Sin duda la labor que hace la Comunidad es impresionante y ojalá siga ayudando a tanta gente como ayuda muchísimo más tiempo.

Ana Portugal Revilla

Voluntaria

CUMPLIENDO UNA PROMESA

4 octubre 2019 Publicado por Noticias, Testimonios 0 comentarios sobre “CUMPLIENDO UNA PROMESA”

Me gustaría que mi testimonio sirviera para “dar un empujón” a esas personas que, como me ocurrió a mí, alguna vez han pensado en hacer un viaje distinto a los que hacemos habitualmente. Un viaje impulsado por una vocecita que suena en nuestro interior señalando que para vivir tenemos que dar un salto que nos saque de nuestra zona de confort,  con su componente de aventura, llevando con nosotros un granito de arena que junto al de otros se convertirá finalmente en una gran montaña.

Hace siete años, mi vocecita fue despertada por mi tía.
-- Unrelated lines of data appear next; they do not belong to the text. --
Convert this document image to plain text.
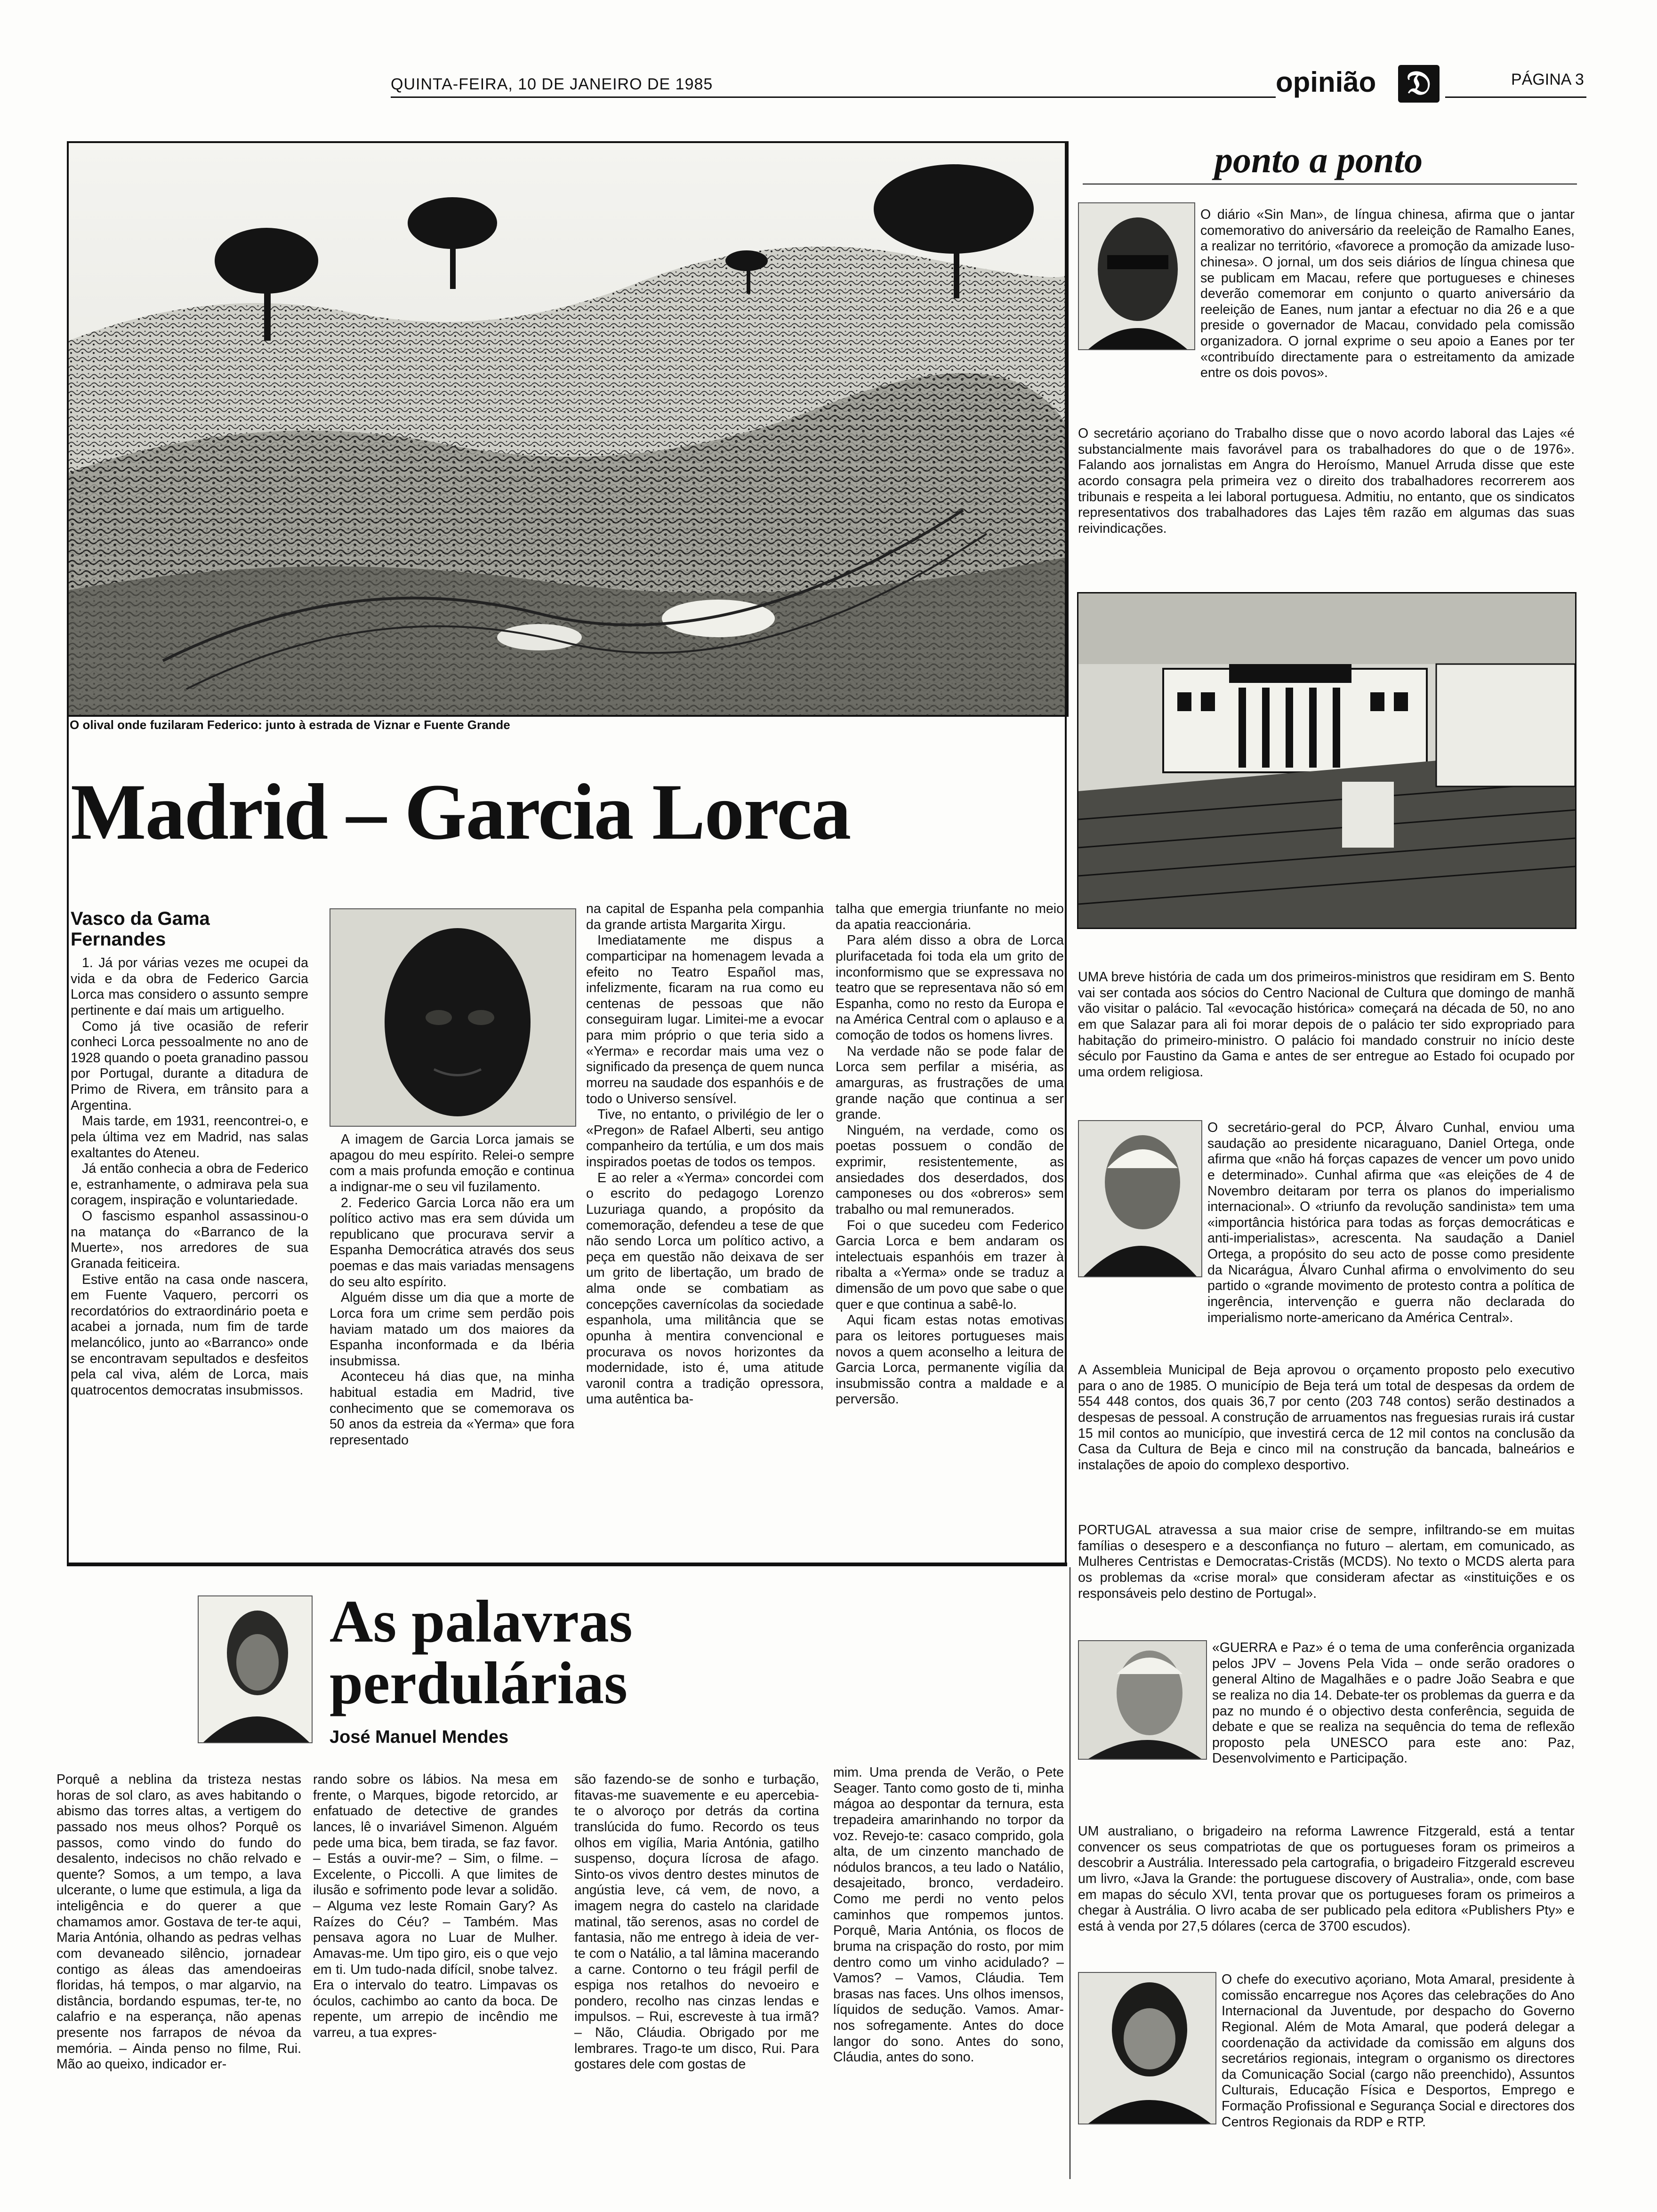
QUINTA-FEIRA, 10 DE JANEIRO DE 1985	opinião 𝔇	PÁGINA 3
O olival onde fuzilaram Federico: junto à estrada de Viznar e Fuente Grande
Madrid – Garcia Lorca
Vasco da Gama Fernandes

1. Já por várias vezes me ocupei da vida e da obra de Federico Garcia Lorca mas considero o assunto sempre pertinente e daí mais um artiguelho.

Como já tive ocasião de referir conheci Lorca pessoalmente no ano de 1928 quando o poeta granadino passou por Portugal, durante a ditadura de Primo de Rivera, em trânsito para a Argentina.

Mais tarde, em 1931, reencontrei-o, e pela última vez em Madrid, nas salas exaltantes do Ateneu.

Já então conhecia a obra de Federico e, estranhamente, o admirava pela sua coragem, inspiração e voluntariedade.

O fascismo espanhol assassinou-o na matança do «Barranco de la Muerte», nos arredores de sua Granada feiticeira.

Estive então na casa onde nascera, em Fuente Vaquero, percorri os recordatórios do extraordinário poeta e acabei a jornada, num fim de tarde melancólico, junto ao «Barranco» onde se encontravam sepultados e desfeitos pela cal viva, além de Lorca, mais quatrocentos democratas insubmissos.

A imagem de Garcia Lorca jamais se apagou do meu espírito. Relei-o sempre com a mais profunda emoção e continua a indignar-me o seu vil fuzilamento.

2. Federico Garcia Lorca não era um político activo mas era sem dúvida um republicano que procurava servir a Espanha Democrática através dos seus poemas e das mais variadas mensagens do seu alto espírito.

Alguém disse um dia que a morte de Lorca fora um crime sem perdão pois haviam matado um dos maiores da Espanha inconformada e da Ibéria insubmissa.

Aconteceu há dias que, na minha habitual estadia em Madrid, tive conhecimento que se comemorava os 50 anos da estreia da «Yerma» que fora representado

na capital de Espanha pela companhia da grande artista Margarita Xirgu.

Imediatamente me dispus a comparticipar na homenagem levada a efeito no Teatro Español mas, infelizmente, ficaram na rua como eu centenas de pessoas que não conseguiram lugar. Limitei-me a evocar para mim próprio o que teria sido a «Yerma» e recordar mais uma vez o significado da presença de quem nunca morreu na saudade dos espanhóis e de todo o Universo sensível.

Tive, no entanto, o privilégio de ler o «Pregon» de Rafael Alberti, seu antigo companheiro da tertúlia, e um dos mais inspirados poetas de todos os tempos.

E ao reler a «Yerma» concordei com o escrito do pedagogo Lorenzo Luzuriaga quando, a propósito da comemoração, defendeu a tese de que não sendo Lorca um político activo, a peça em questão não deixava de ser um grito de libertação, um brado de alma onde se combatiam as concepções cavernícolas da sociedade espanhola, uma militância que se opunha à mentira convencional e procurava os novos horizontes da modernidade, isto é, uma atitude varonil contra a tradição opressora, uma autêntica ba-

talha que emergia triunfante no meio da apatia reaccionária.

Para além disso a obra de Lorca plurifacetada foi toda ela um grito de inconformismo que se expressava no teatro que se representava não só em Espanha, como no resto da Europa e na América Central com o aplauso e a comoção de todos os homens livres.

Na verdade não se pode falar de Lorca sem perfilar a miséria, as amarguras, as frustrações de uma grande nação que continua a ser grande.

Ninguém, na verdade, como os poetas possuem o condão de exprimir, resistentemente, as ansiedades dos deserdados, dos camponeses ou dos «obreros» sem trabalho ou mal remunerados.

Foi o que sucedeu com Federico Garcia Lorca e bem andaram os intelectuais espanhóis em trazer à ribalta a «Yerma» onde se traduz a dimensão de um povo que sabe o que quer e que continua a sabê-lo.

Aqui ficam estas notas emotivas para os leitores portugueses mais novos a quem aconselho a leitura de Garcia Lorca, permanente vigília da insubmissão contra a maldade e a perversão.

ponto a ponto
O diário «Sin Man», de língua chinesa, afirma que o jantar comemorativo do aniversário da reeleição de Ramalho Eanes, a realizar no território, «favorece a promoção da amizade luso-chinesa». O jornal, um dos seis diários de língua chinesa que se publicam em Macau, refere que portugueses e chineses deverão comemorar em conjunto o quarto aniversário da reeleição de Eanes, num jantar a efectuar no dia 26 e a que preside o governador de Macau, convidado pela comissão organizadora. O jornal exprime o seu apoio a Eanes por ter «contribuído directamente para o estreitamento da amizade entre os dois povos».
O secretário açoriano do Trabalho disse que o novo acordo laboral das Lajes «é substancialmente mais favorável para os trabalhadores do que o de 1976». Falando aos jornalistas em Angra do Heroísmo, Manuel Arruda disse que este acordo consagra pela primeira vez o direito dos trabalhadores recorrerem aos tribunais e respeita a lei laboral portuguesa. Admitiu, no entanto, que os sindicatos representativos dos trabalhadores das Lajes têm razão em algumas das suas reivindicações.
UMA breve história de cada um dos primeiros-ministros que residiram em S. Bento vai ser contada aos sócios do Centro Nacional de Cultura que domingo de manhã vão visitar o palácio. Tal «evocação histórica» começará na década de 50, no ano em que Salazar para ali foi morar depois de o palácio ter sido expropriado para habitação do primeiro-ministro. O palácio foi mandado construir no início deste século por Faustino da Gama e antes de ser entregue ao Estado foi ocupado por uma ordem religiosa.
O secretário-geral do PCP, Álvaro Cunhal, enviou uma saudação ao presidente nicaraguano, Daniel Ortega, onde afirma que «não há forças capazes de vencer um povo unido e determinado». Cunhal afirma que «as eleições de 4 de Novembro deitaram por terra os planos do imperialismo internacional». O «triunfo da revolução sandinista» tem uma «importância histórica para todas as forças democráticas e anti-imperialistas», acrescenta. Na saudação a Daniel Ortega, a propósito do seu acto de posse como presidente da Nicarágua, Álvaro Cunhal afirma o envolvimento do seu partido o «grande movimento de protesto contra a política de ingerência, intervenção e guerra não declarada do imperialismo norte-americano da América Central».
A Assembleia Municipal de Beja aprovou o orçamento proposto pelo executivo para o ano de 1985. O município de Beja terá um total de despesas da ordem de 554 448 contos, dos quais 36,7 por cento (203 748 contos) serão destinados a despesas de pessoal. A construção de arruamentos nas freguesias rurais irá custar 15 mil contos ao município, que investirá cerca de 12 mil contos na conclusão da Casa da Cultura de Beja e cinco mil na construção da bancada, balneários e instalações de apoio do complexo desportivo.
PORTUGAL atravessa a sua maior crise de sempre, infiltrando-se em muitas famílias o desespero e a desconfiança no futuro – alertam, em comunicado, as Mulheres Centristas e Democratas-Cristãs (MCDS). No texto o MCDS alerta para os problemas da «crise moral» que consideram afectar as «instituições e os responsáveis pelo destino de Portugal».
«GUERRA e Paz» é o tema de uma conferência organizada pelos JPV – Jovens Pela Vida – onde serão oradores o general Altino de Magalhães e o padre João Seabra e que se realiza no dia 14. Debate-ter os problemas da guerra e da paz no mundo é o objectivo desta conferência, seguida de debate e que se realiza na sequência do tema de reflexão proposto pela UNESCO para este ano: Paz, Desenvolvimento e Participação.
UM australiano, o brigadeiro na reforma Lawrence Fitzgerald, está a tentar convencer os seus compatriotas de que os portugueses foram os primeiros a descobrir a Austrália. Interessado pela cartografia, o brigadeiro Fitzgerald escreveu um livro, «Java la Grande: the portuguese discovery of Australia», onde, com base em mapas do século XVI, tenta provar que os portugueses foram os primeiros a chegar à Austrália. O livro acaba de ser publicado pela editora «Publishers Pty» e está à venda por 27,5 dólares (cerca de 3700 escudos).
O chefe do executivo açoriano, Mota Amaral, presidente à comissão encarregue nos Açores das celebrações do Ano Internacional da Juventude, por despacho do Governo Regional. Além de Mota Amaral, que poderá delegar a coordenação da actividade da comissão em alguns dos secretários regionais, integram o organismo os directores da Comunicação Social (cargo não preenchido), Assuntos Culturais, Educação Física e Desportos, Emprego e Formação Profissional e Segurança Social e directores dos Centros Regionais da RDP e RTP.
As palavras
perdulárias
José Manuel Mendes
Porquê a neblina da tristeza nestas horas de sol claro, as aves habitando o abismo das torres altas, a vertigem do passado nos meus olhos? Porquê os passos, como vindo do fundo do desalento, indecisos no chão relvado e quente? Somos, a um tempo, a lava ulcerante, o lume que estimula, a liga da inteligência e do querer a que chamamos amor. Gostava de ter-te aqui, Maria Antónia, olhando as pedras velhas com devaneado silêncio, jornadear contigo as áleas das amendoeiras floridas, há tempos, o mar algarvio, na distância, bordando espumas, ter-te, no calafrio e na esperança, não apenas presente nos farrapos de névoa da memória. – Ainda penso no filme, Rui. Mão ao queixo, indicador er-
rando sobre os lábios. Na mesa em frente, o Marques, bigode retorcido, ar enfatuado de detective de grandes lances, lê o invariável Simenon. Alguém pede uma bica, bem tirada, se faz favor. – Estás a ouvir-me? – Sim, o filme. – Excelente, o Piccolli. A que limites de ilusão e sofrimento pode levar a solidão. – Alguma vez leste Romain Gary? As Raízes do Céu? – Também. Mas pensava agora no Luar de Mulher. Amavas-me. Um tipo giro, eis o que vejo em ti. Um tudo-nada difícil, snobe talvez. Era o intervalo do teatro. Limpavas os óculos, cachimbo ao canto da boca. De repente, um arrepio de incêndio me varreu, a tua expres-
são fazendo-se de sonho e turbação, fitavas-me suavemente e eu apercebia-te o alvoroço por detrás da cortina translúcida do fumo. Recordo os teus olhos em vigília, Maria Antónia, gatilho suspenso, doçura lícrosa de afago. Sinto-os vivos dentro destes minutos de angústia leve, cá vem, de novo, a imagem negra do castelo na claridade matinal, tão serenos, asas no cordel de fantasia, não me entrego à ideia de ver-te com o Natálio, a tal lâmina macerando a carne. Contorno o teu frágil perfil de espiga nos retalhos do nevoeiro e pondero, recolho nas cinzas lendas e impulsos. – Rui, escreveste à tua irmã? – Não, Cláudia. Obrigado por me lembrares. Trago-te um disco, Rui. Para gostares dele com gostas de
mim. Uma prenda de Verão, o Pete Seager. Tanto como gosto de ti, minha mágoa ao despontar da ternura, esta trepadeira amarinhando no torpor da voz. Revejo-te: casaco comprido, gola alta, de um cinzento manchado de nódulos brancos, a teu lado o Natálio, desajeitado, bronco, verdadeiro. Como me perdi no vento pelos caminhos que rompemos juntos. Porquê, Maria Antónia, os flocos de bruma na crispação do rosto, por mim dentro como um vinho acidulado? – Vamos? – Vamos, Cláudia. Tem brasas nas faces. Uns olhos imensos, líquidos de sedução. Vamos. Amar-nos sofregamente. Antes do doce langor do sono. Antes do sono, Cláudia, antes do sono.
En una de las presentaciones donde explicaba llena de entusiasmo los detalles, las vivencias y las experiencias que le aportaba el proyecto oftalmológico que desarrolla en Turkana (Kenia), me hizo ver que yo también podía hacer algo similar, que solo era cuestión de ilusión y dedicación.

Preguntando donde había hueco y donde podrían ser más útiles mis habilidades, me hablaron sobre las misiones de Etiopía y los colegios que tenían montados. Siete años después, puedo decir que me gustó la idea.

En siete años he visto cómo crecen los niños, cómo progresan las mujeres, cómo colaboran los hombres, cómo los arboles dan su fruto… En definitiva, he tenido el privilegio de ver cómo la comunidad se ha ido desarrollando.

Me hace mucha ilusión contar que después de ese tiempo hemos conseguido asentar un grupo de jóvenes en España que nos unimos mensualmente para compartir ideas y poner en marcha proyectos. A pesar de tener nuestros trabajos, estudios, a pesar del ajetreo de nuestras vidas, hacemos tiempo para reunirnos y sacar planes adelante. Es muy gratificante ver cómo incluso gente que no ha estado en Etiopía colabora desde aquí con la comunidad y se une a la causa. Porque no hace falta ir hasta allí para ayudar. Desde tu casa puedes colaborar haciendo tu aportación o ayudándonos a montar mercadillos, financiar proyectos y conseguir donaciones. Lo bonito de este viaje es el sentimiento de comunidad y el recibimiento que nos dispensan.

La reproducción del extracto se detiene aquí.